Will laid out the last one. It was of a man, standing inside the front door of Deux Tourelles, the door behind him firmly closed from prying eyes. He wasn’t smiling, just staring intently, as if he was waiting for something, waiting to check if the photograph had worked, perhaps? Someone had taken the image for him, risking their lives given that civilian cameras had been confiscated so early on in the war.
‘I wonder who this is,’ Lucy said, thinking hard. He looked familiar. Where had she seen him before? She had seen him before. But not looking like this, looking younger. The photograph from the beach. The one taken in 1930. The four on the beach – that was it. Dido, Persephone, Stefan and Jack. She had found this camera inside the house. But what was he doing here, like this, in another photograph taken so many years later? Had this man lived here? Or had he just been a willing co-conspirator for one of the sisters? Her mind whirred.
And then Will said something that made Lucy’s head shoot up from the photographs. ‘I know exactly who it is,’ he said. ‘It’s my grandfather.’
Chapter 32
1943
The sky outside Deux Tourelles was dark. It was time. Persey’s nerves had been on the brink of shattering ever since her encounter with Mrs Renouf, but it was important to all that she held herself together, that she stayed strong, confident that the plan would work. Now was not the time to appear weak. Persey admired Jack. His ability to brush every possible hitch off as unlikely or conquerable was helping Persey more than she’d thought possible.

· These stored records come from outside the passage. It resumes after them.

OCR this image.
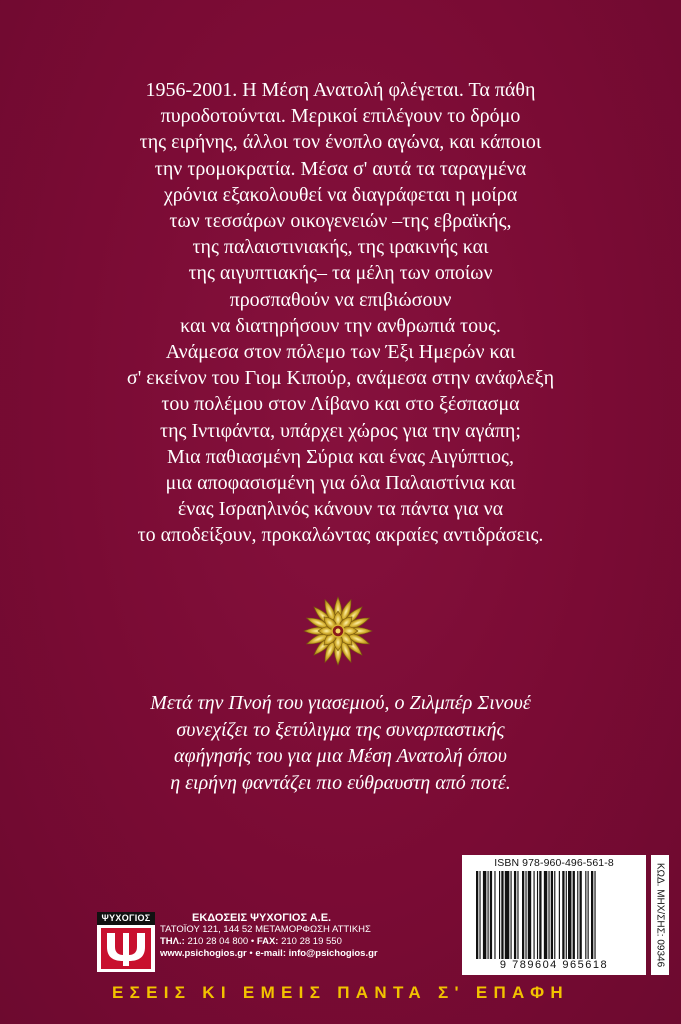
1956-2001. Η Μέση Ανατολή φλέγεται. Τα πάθη
πυροδοτούνται. Μερικοί επιλέγουν το δρόμο
της ειρήνης, άλλοι τον ένοπλο αγώνα, και κάποιοι
την τρομοκρατία. Μέσα σ' αυτά τα ταραγμένα
χρόνια εξακολουθεί να διαγράφεται η μοίρα
των τεσσάρων οικογενειών –της εβραϊκής,
της παλαιστινιακής, της ιρακινής και
της αιγυπτιακής– τα μέλη των οποίων
προσπαθούν να επιβιώσουν
και να διατηρήσουν την ανθρωπιά τους.
Ανάμεσα στον πόλεμο των Έξι Ημερών και
σ' εκείνον του Γιομ Κιπούρ, ανάμεσα στην ανάφλεξη
του πολέμου στον Λίβανο και στο ξέσπασμα
της Ιντιφάντα, υπάρχει χώρος για την αγάπη;
Μια παθιασμένη Σύρια και ένας Αιγύπτιος,
μια αποφασισμένη για όλα Παλαιστίνια και
ένας Ισραηλινός κάνουν τα πάντα για να
το αποδείξουν, προκαλώντας ακραίες αντιδράσεις.
Μετά την Πνοή του γιασεμιού, ο Ζιλμπέρ Σινουέ
συνεχίζει το ξετύλιγμα της συναρπαστικής
αφήγησής του για μια Μέση Ανατολή όπου
η ειρήνη φαντάζει πιο εύθραυστη από ποτέ.
ISBN 978-960-496-561-8
9 789604 965618	ΚΩΔ. ΜΗΧ/ΣΗΣ: 09346
ΨΥΧΟΓΙΟΣ	ΕΚΔΟΣΕΙΣ ΨΥΧΟΓΙΟΣ Α.Ε.
ΤΑΤΟΪΟΥ 121, 144 52 ΜΕΤΑΜΟΡΦΩΣΗ ΑΤΤΙΚΗΣ
ΤΗΛ.: 210 28 04 800 • FAX: 210 28 19 550
www.psichogios.gr • e-mail: info@psichogios.gr
ΕΣΕΙΣ ΚΙ ΕΜΕΙΣ ΠΑΝΤΑ Σ' ΕΠΑΦΗ
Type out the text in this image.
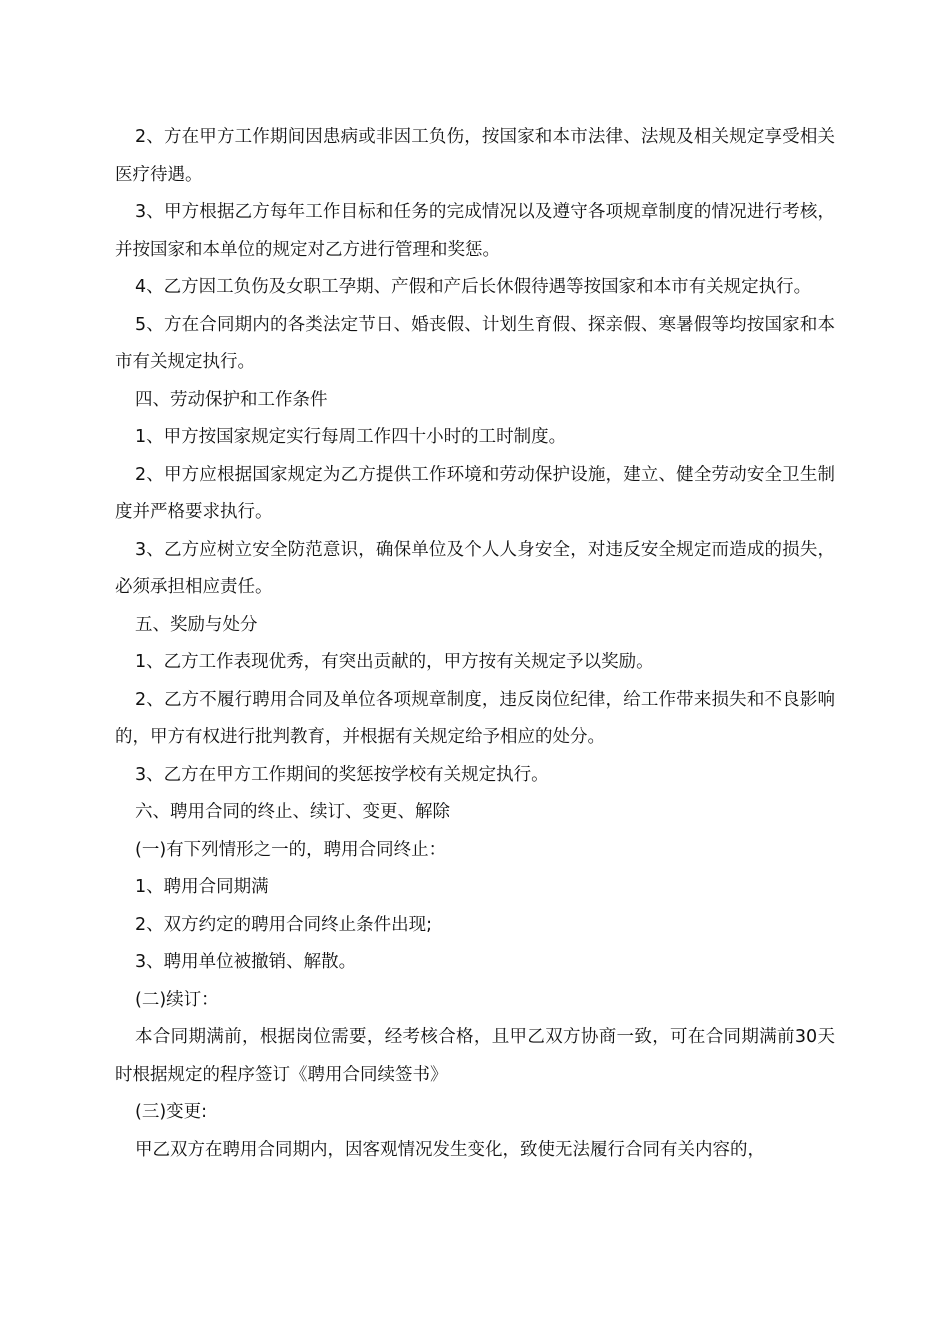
2、方在甲方工作期间因患病或非因工负伤，按国家和本市法律、法规及相关规定享受相关医疗待遇。

3、甲方根据乙方每年工作目标和任务的完成情况以及遵守各项规章制度的情况进行考核，并按国家和本单位的规定对乙方进行管理和奖惩。

4、乙方因工负伤及女职工孕期、产假和产后长休假待遇等按国家和本市有关规定执行。

5、方在合同期内的各类法定节日、婚丧假、计划生育假、探亲假、寒暑假等均按国家和本市有关规定执行。

四、劳动保护和工作条件

1、甲方按国家规定实行每周工作四十小时的工时制度。

2、甲方应根据国家规定为乙方提供工作环境和劳动保护设施，建立、健全劳动安全卫生制度并严格要求执行。

3、乙方应树立安全防范意识，确保单位及个人人身安全，对违反安全规定而造成的损失，必须承担相应责任。

五、奖励与处分

1、乙方工作表现优秀，有突出贡献的，甲方按有关规定予以奖励。

2、乙方不履行聘用合同及单位各项规章制度，违反岗位纪律，给工作带来损失和不良影响的，甲方有权进行批判教育，并根据有关规定给予相应的处分。

3、乙方在甲方工作期间的奖惩按学校有关规定执行。

六、聘用合同的终止、续订、变更、解除

(一)有下列情形之一的，聘用合同终止：

1、聘用合同期满

2、双方约定的聘用合同终止条件出现;

3、聘用单位被撤销、解散。

(二)续订：

本合同期满前，根据岗位需要，经考核合格，且甲乙双方协商一致，可在合同期满前30天时根据规定的程序签订《聘用合同续签书》

(三)变更:

甲乙双方在聘用合同期内，因客观情况发生变化，致使无法履行合同有关内容的，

Dido was on tenterhooks and the two sisters sat down together in the sitting room.
Stefan knocked gently, opened the sitting room door and peered in. ‘Half an hour,’ he said. He was still dressed in his uniform, as usual, which would help if they were stopped. ‘You have telephoned the Durands to give them the signal?’
‘Yes, half an hour ago,’ Persey said. ‘Telephoned, connected, then rung off as planned. Lise knows what to do.’
Stefan nodded and left the sisters alone.
‘Has Jack already left to get the boat?’ Dido asked.
Persey nodded. ‘He should be there by now. The owners were taking it round to Le Jaonnet beach and anchoring it at the rocks for him.’